I suspect you are overcomplicating this. I do understand that you want
to have this 100% airtight but I would argue that this is actually not
really necessary. I would be perfectly fine living in the world where
this particular path could trigger an unintended printk. IIUC we are
mostly talking about lockup detector only, right? AFAIK there is no such
na issue _now_ so we are talking about a potential _risk_ only.

> If [PATCH 1/2] cannot guarantee it, [PATCH 2/2] will be automatically rejected.
>
> If [PATCH 2/2] cannot be applied, we have several alternatives.
>
> Alternative 1:
>
> Revert both commit 3d36424b3b58 ("mm/page_alloc: fix race condition between build_all_zonelists and page allocation")
> and commit 1007843a9190 ("mm/page_alloc: fix potential deadlock on zonelist_update_seq seqlock").
> I don't think this will happen, for nobody will be happy.
>
> Alternative 2:
>
> Revert commit 1007843a9190 ("mm/page_alloc: fix potential deadlock on zonelist_update_seq seqlock")
> and apply "mm/page_alloc: don't check zonelist_update_seq from atomic allocations" at
> https://lkml.kernel.org/r/dfdb9da6-ca8f-7a81-bfdd-d74b4c401f11@xxxxxxxxxxxxxxxxxxx .
> I think this is reasonable, for this reduces locking dependency.
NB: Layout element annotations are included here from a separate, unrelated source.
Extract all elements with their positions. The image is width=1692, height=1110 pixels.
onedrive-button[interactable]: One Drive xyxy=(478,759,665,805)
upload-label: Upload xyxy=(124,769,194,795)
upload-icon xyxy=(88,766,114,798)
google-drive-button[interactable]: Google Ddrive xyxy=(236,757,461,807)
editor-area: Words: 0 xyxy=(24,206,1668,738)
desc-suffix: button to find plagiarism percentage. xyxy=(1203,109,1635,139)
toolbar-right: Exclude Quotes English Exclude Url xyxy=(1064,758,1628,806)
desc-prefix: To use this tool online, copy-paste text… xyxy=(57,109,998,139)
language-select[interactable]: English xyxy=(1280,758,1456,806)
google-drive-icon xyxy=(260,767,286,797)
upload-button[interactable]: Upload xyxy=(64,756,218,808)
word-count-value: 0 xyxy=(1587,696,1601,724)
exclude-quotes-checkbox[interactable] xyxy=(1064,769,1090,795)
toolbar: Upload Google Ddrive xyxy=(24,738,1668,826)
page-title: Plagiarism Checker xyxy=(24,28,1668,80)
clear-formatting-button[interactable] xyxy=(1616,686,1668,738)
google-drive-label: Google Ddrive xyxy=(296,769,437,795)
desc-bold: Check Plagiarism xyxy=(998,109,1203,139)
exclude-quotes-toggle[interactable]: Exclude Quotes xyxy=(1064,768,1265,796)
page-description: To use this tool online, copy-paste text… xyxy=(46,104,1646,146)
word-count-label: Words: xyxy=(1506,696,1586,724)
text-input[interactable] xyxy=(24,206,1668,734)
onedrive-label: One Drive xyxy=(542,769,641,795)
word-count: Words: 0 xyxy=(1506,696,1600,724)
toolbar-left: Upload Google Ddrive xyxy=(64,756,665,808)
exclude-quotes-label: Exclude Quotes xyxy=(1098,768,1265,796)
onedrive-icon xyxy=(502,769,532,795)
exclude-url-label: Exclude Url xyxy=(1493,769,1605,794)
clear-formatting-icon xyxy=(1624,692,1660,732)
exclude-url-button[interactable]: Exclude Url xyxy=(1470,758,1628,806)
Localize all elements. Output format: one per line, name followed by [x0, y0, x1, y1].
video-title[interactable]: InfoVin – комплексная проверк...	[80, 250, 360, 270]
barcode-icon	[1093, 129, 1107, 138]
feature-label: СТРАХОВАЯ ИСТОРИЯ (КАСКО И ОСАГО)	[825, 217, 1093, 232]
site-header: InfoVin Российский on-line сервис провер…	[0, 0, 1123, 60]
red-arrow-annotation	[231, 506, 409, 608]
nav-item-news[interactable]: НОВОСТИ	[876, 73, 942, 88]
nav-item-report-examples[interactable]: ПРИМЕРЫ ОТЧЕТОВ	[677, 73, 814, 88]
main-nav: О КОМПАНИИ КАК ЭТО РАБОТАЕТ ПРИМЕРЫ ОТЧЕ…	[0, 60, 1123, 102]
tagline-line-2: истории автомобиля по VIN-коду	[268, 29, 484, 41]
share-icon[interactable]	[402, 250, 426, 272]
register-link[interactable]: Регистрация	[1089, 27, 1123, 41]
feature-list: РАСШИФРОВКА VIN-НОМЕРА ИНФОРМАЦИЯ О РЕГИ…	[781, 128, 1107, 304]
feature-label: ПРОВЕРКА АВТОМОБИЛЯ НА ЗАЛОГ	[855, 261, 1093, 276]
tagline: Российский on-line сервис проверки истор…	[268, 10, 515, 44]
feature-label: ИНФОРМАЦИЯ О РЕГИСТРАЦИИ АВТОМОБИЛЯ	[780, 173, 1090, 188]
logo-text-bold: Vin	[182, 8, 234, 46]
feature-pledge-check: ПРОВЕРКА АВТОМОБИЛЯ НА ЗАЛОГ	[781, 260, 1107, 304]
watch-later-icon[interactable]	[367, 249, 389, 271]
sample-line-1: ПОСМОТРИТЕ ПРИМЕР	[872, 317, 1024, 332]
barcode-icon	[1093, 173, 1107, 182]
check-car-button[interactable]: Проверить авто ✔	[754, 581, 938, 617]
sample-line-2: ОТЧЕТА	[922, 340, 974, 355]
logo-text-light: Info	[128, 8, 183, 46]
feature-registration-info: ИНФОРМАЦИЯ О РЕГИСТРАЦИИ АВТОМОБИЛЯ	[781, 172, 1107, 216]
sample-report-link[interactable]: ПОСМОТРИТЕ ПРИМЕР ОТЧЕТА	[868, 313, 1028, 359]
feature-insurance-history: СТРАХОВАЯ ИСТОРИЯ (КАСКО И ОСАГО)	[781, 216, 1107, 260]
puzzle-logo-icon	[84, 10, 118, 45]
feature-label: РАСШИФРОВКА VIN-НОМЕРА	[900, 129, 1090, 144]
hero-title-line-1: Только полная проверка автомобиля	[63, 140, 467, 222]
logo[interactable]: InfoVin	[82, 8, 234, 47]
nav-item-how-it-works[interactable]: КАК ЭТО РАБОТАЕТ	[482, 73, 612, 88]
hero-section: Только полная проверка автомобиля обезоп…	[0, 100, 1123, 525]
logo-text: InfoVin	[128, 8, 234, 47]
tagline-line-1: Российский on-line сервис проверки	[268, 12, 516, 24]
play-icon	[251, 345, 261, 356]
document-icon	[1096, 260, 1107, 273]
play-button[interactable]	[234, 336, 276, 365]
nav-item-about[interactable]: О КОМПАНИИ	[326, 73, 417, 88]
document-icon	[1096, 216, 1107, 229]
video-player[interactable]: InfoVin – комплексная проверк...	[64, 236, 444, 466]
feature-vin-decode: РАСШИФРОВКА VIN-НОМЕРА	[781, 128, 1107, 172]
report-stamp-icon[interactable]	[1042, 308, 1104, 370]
But Michal Hocko did not like it.
>
> Alternative 3:
>
> Somehow preserve printk_deferred_enter() => write_seqlock(&zonelist_update_seq) and
> write_sequnlock(&zonelist_update_seq) => printk_deferred_exit() pattern. Something like below?
>

Alternative 4:
stop chasing shadows and deal with the fact that this code won't be
perfect. Seriously you are trying to address a non-existing problem and
blocking a working RT solution which doesn't clutter the code with RT
specific baggage.
--
Michal Hocko
SUSE Labs